UK government borrowing hits highest level on record in December | Government borrowing

UK government borrowing hit its highest ever December level as spending soared in response to the coronavirus pandemic coupled with a sharp drop in tax revenue.

The Office for National Statistics said borrowing hit £34.1billion last month, around £28billion more than the same month a year ago.

The increase took the government’s budget deficit – the gap between spending and tax revenue plus other revenue – to nearly £271billion for the first nine months of the financial year, an increase of more than £212billion compared to the same period last year, as the Covid-19 pandemic far outweighed the damage caused by the 2008 financial crisis.

The Office for Budget Responsibility (OBR), the independent forecasting unit, estimated that borrowing would reach £394bn by the end of the financial year in March.

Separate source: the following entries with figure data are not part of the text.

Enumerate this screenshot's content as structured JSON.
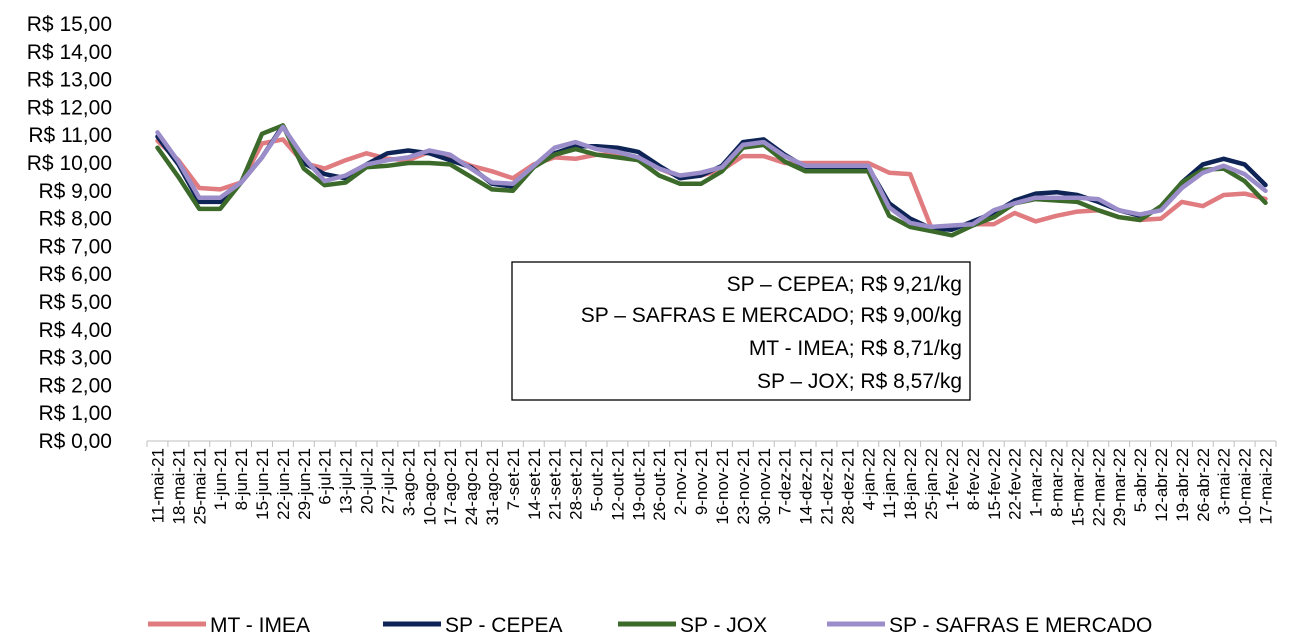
{
  "chart_data": {
    "type": "line",
    "title": "",
    "xlabel": "",
    "ylabel": "",
    "ylim": [
      0,
      15
    ],
    "y_ticks": [
      "R$ 0,00",
      "R$ 1,00",
      "R$ 2,00",
      "R$ 3,00",
      "R$ 4,00",
      "R$ 5,00",
      "R$ 6,00",
      "R$ 7,00",
      "R$ 8,00",
      "R$ 9,00",
      "R$ 10,00",
      "R$ 11,00",
      "R$ 12,00",
      "R$ 13,00",
      "R$ 14,00",
      "R$ 15,00"
    ],
    "grid": false,
    "legend_position": "bottom",
    "categories": [
      "11-mai-21",
      "18-mai-21",
      "25-mai-21",
      "1-jun-21",
      "8-jun-21",
      "15-jun-21",
      "22-jun-21",
      "29-jun-21",
      "6-jul-21",
      "13-jul-21",
      "20-jul-21",
      "27-jul-21",
      "3-ago-21",
      "10-ago-21",
      "17-ago-21",
      "24-ago-21",
      "31-ago-21",
      "7-set-21",
      "14-set-21",
      "21-set-21",
      "28-set-21",
      "5-out-21",
      "12-out-21",
      "19-out-21",
      "26-out-21",
      "2-nov-21",
      "9-nov-21",
      "16-nov-21",
      "23-nov-21",
      "30-nov-21",
      "7-dez-21",
      "14-dez-21",
      "21-dez-21",
      "28-dez-21",
      "4-jan-22",
      "11-jan-22",
      "18-jan-22",
      "25-jan-22",
      "1-fev-22",
      "8-fev-22",
      "15-fev-22",
      "22-fev-22",
      "1-mar-22",
      "8-mar-22",
      "15-mar-22",
      "22-mar-22",
      "29-mar-22",
      "5-abr-22",
      "12-abr-22",
      "19-abr-22",
      "26-abr-22",
      "3-mai-22",
      "10-mai-22",
      "17-mai-22"
    ],
    "series": [
      {
        "name": "MT - IMEA",
        "color": "#E07B80",
        "values": [
          10.8,
          10.1,
          9.1,
          9.05,
          9.3,
          10.7,
          10.85,
          10.0,
          9.8,
          10.1,
          10.35,
          10.15,
          10.1,
          10.4,
          10.2,
          9.9,
          9.7,
          9.45,
          9.95,
          10.2,
          10.15,
          10.3,
          10.3,
          10.2,
          9.8,
          9.5,
          9.55,
          9.75,
          10.25,
          10.25,
          10.0,
          10.0,
          10.0,
          10.0,
          10.0,
          9.65,
          9.6,
          7.7,
          7.7,
          7.8,
          7.8,
          8.2,
          7.9,
          8.1,
          8.25,
          8.3,
          8.05,
          7.95,
          8.0,
          8.6,
          8.45,
          8.85,
          8.9,
          8.71
        ]
      },
      {
        "name": "SP - CEPEA",
        "color": "#0E2456",
        "values": [
          10.95,
          9.95,
          8.6,
          8.6,
          9.3,
          10.2,
          11.35,
          10.0,
          9.6,
          9.45,
          9.95,
          10.35,
          10.45,
          10.35,
          10.1,
          9.85,
          9.25,
          9.15,
          9.9,
          10.35,
          10.6,
          10.6,
          10.55,
          10.4,
          9.9,
          9.45,
          9.55,
          9.9,
          10.75,
          10.85,
          10.3,
          9.85,
          9.85,
          9.85,
          9.85,
          8.55,
          8.0,
          7.65,
          7.6,
          7.9,
          8.2,
          8.65,
          8.9,
          8.95,
          8.85,
          8.6,
          8.3,
          8.1,
          8.35,
          9.3,
          9.95,
          10.15,
          9.95,
          9.21
        ]
      },
      {
        "name": "SP - JOX",
        "color": "#3C6A2B",
        "values": [
          10.55,
          9.5,
          8.35,
          8.35,
          9.3,
          11.05,
          11.35,
          9.8,
          9.2,
          9.3,
          9.85,
          9.9,
          10.0,
          10.0,
          9.95,
          9.5,
          9.05,
          9.0,
          9.85,
          10.3,
          10.5,
          10.3,
          10.2,
          10.1,
          9.55,
          9.25,
          9.25,
          9.7,
          10.55,
          10.65,
          10.05,
          9.7,
          9.7,
          9.7,
          9.7,
          8.1,
          7.7,
          7.55,
          7.4,
          7.75,
          8.05,
          8.55,
          8.7,
          8.65,
          8.6,
          8.3,
          8.05,
          7.95,
          8.45,
          9.3,
          9.75,
          9.8,
          9.35,
          8.57
        ]
      },
      {
        "name": "SP - SAFRAS E MERCADO",
        "color": "#9B8DC9",
        "values": [
          11.1,
          10.05,
          8.75,
          8.75,
          9.3,
          10.2,
          11.3,
          10.2,
          9.35,
          9.55,
          9.95,
          10.1,
          10.2,
          10.45,
          10.3,
          9.8,
          9.3,
          9.25,
          9.9,
          10.55,
          10.75,
          10.5,
          10.4,
          10.2,
          9.8,
          9.55,
          9.65,
          9.85,
          10.65,
          10.75,
          10.25,
          9.9,
          9.9,
          9.9,
          9.9,
          8.4,
          7.85,
          7.7,
          7.75,
          7.8,
          8.3,
          8.55,
          8.75,
          8.75,
          8.75,
          8.7,
          8.3,
          8.15,
          8.3,
          9.1,
          9.65,
          9.9,
          9.6,
          9.0
        ]
      }
    ],
    "annotations": [
      "SP – CEPEA; R$ 9,21/kg",
      "SP – SAFRAS E MERCADO; R$ 9,00/kg",
      "MT - IMEA; R$ 8,71/kg",
      "SP – JOX; R$ 8,57/kg"
    ]
  }
}
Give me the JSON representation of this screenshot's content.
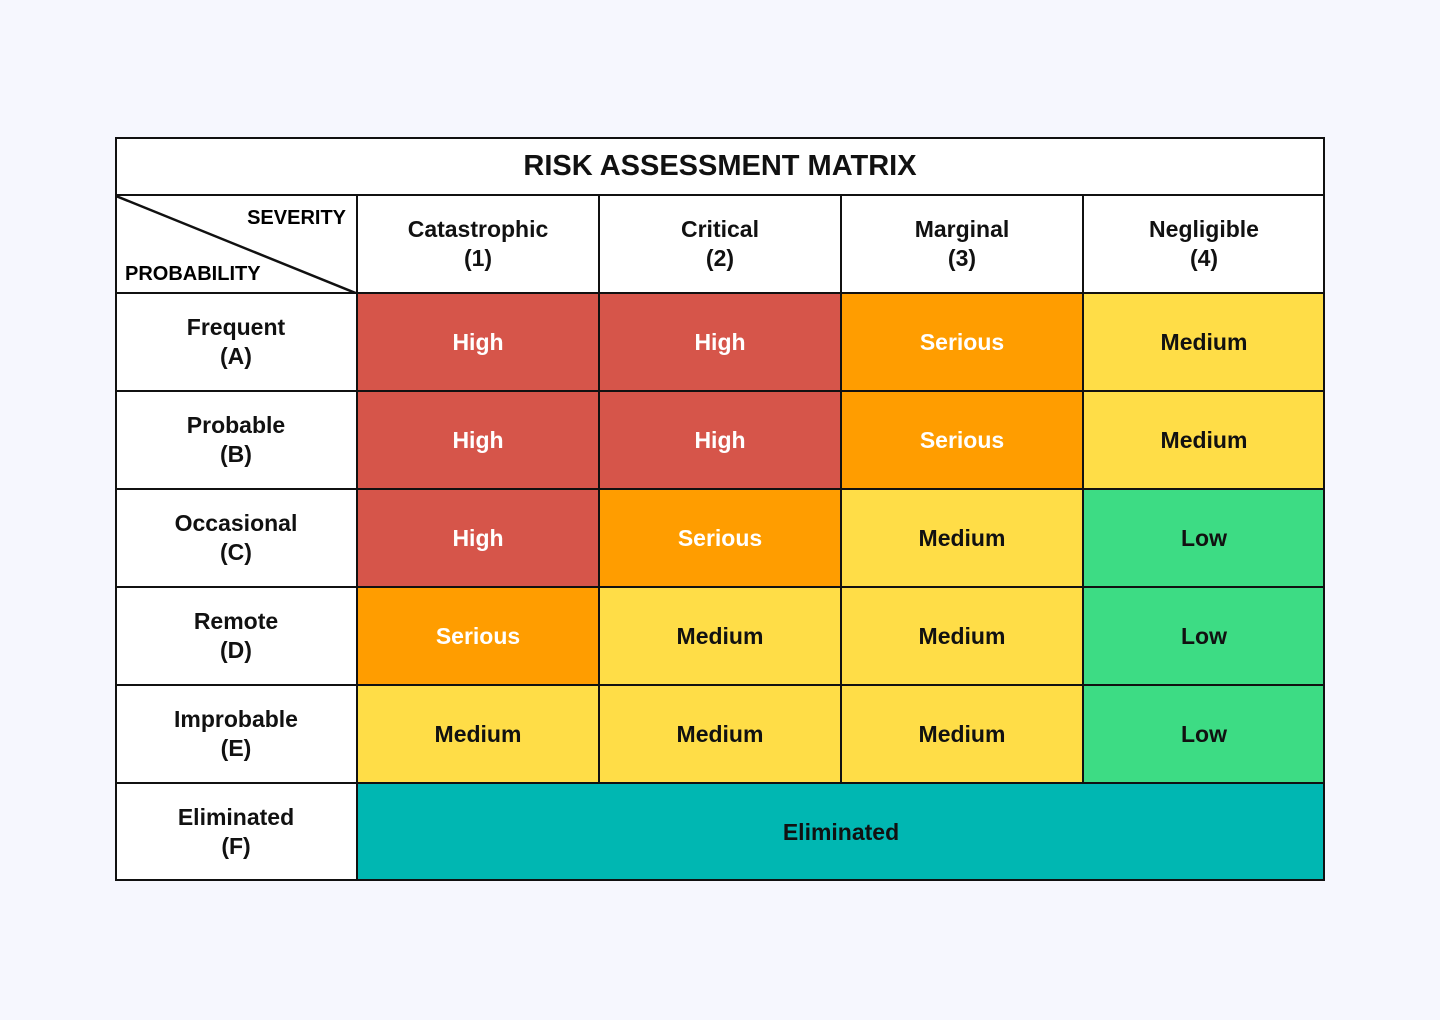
{
  "title": "RISK ASSESSMENT MATRIX",
  "corner": {
    "top_label": "SEVERITY",
    "bottom_label": "PROBABILITY"
  },
  "columns": [
    {
      "name": "Catastrophic",
      "code": "(1)"
    },
    {
      "name": "Critical",
      "code": "(2)"
    },
    {
      "name": "Marginal",
      "code": "(3)"
    },
    {
      "name": "Negligible",
      "code": "(4)"
    }
  ],
  "rows": [
    {
      "name": "Frequent",
      "code": "(A)",
      "cells": [
        "High",
        "High",
        "Serious",
        "Medium"
      ]
    },
    {
      "name": "Probable",
      "code": "(B)",
      "cells": [
        "High",
        "High",
        "Serious",
        "Medium"
      ]
    },
    {
      "name": "Occasional",
      "code": "(C)",
      "cells": [
        "High",
        "Serious",
        "Medium",
        "Low"
      ]
    },
    {
      "name": "Remote",
      "code": "(D)",
      "cells": [
        "Serious",
        "Medium",
        "Medium",
        "Low"
      ]
    },
    {
      "name": "Improbable",
      "code": "(E)",
      "cells": [
        "Medium",
        "Medium",
        "Medium",
        "Low"
      ]
    }
  ],
  "eliminated_row": {
    "name": "Eliminated",
    "code": "(F)",
    "value": "Eliminated"
  },
  "level_colors": {
    "High": "#D6554A",
    "Serious": "#FF9D00",
    "Medium": "#FFDD47",
    "Low": "#3DDC84",
    "Eliminated": "#00B7B2"
  },
  "light_text_levels": [
    "High",
    "Serious"
  ]
}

The latest increase in borrowing comes as government spending increased in response to the second wave of the pandemic. The bill for coronavirus employment support schemes, including the furlough scheme, in December was £10billion. There was also a £9bn bill for vaccines, tests and PPE. Total expenditure was £86bn.

December’s borrowing pushed the national debt – the sum total of each deficit – to £2.1tn at the end of December, or around 99.4% of gross domestic product (GDP), the highest debt ratio since 1962.

Analysts said the furlough scheme alone cost the government £4.7billion in December, a figure that will rise significantly in January after the launch of tougher lockdown controls. However, the cost of inaction would have been mass unemployment and lasting scars on the economy that would have caused longer term damage to public finances.

Charlie McCurdy, researcher at the Resolution Foundation, said: ‘This level of spending may be extremely high, but it is absolutely necessary to both fight the virus and protect families and businesses from the crisis.

Pressure is mounting on the Chancellor to increase financial support for businesses and workers during the latest restrictions, as the pandemic pushes Britain’s economy closer to a double-dip recession.

The Guardian revealed on Thursday that ministers are considering paying £500 to anyone in England who tests positive for Covid-19, as part of a radical overhaul of the self-isolation scheme and amid persistently high infection rates . If adopted universally, this level of payments would cost more than £450million a week.

Despite record borrowing, economists, including those at organizations such as the International Monetary Fund, have argued that cutting government spending and raising taxes to cut the deficit will derail Britain’s recovery. The cost to government of soaring national debt has also fallen to its lowest level since the 1690s, helped by historically low interest rates and the government’s quantitative easing bond-buying program. several billion pounds from the Bank of England.

Chancellor Rishi Sunak said the government had invested more than £280bn in protecting jobs and livelihoods since the start of the pandemic. “It was clearly the financially responsible thing to do. But, as I have said before, once our economy begins to recover, we should seek to put public finances back on a more sustainable footing.

This article was amended on January 19, 2021 to clarify the definition of budget deficit to include other revenue.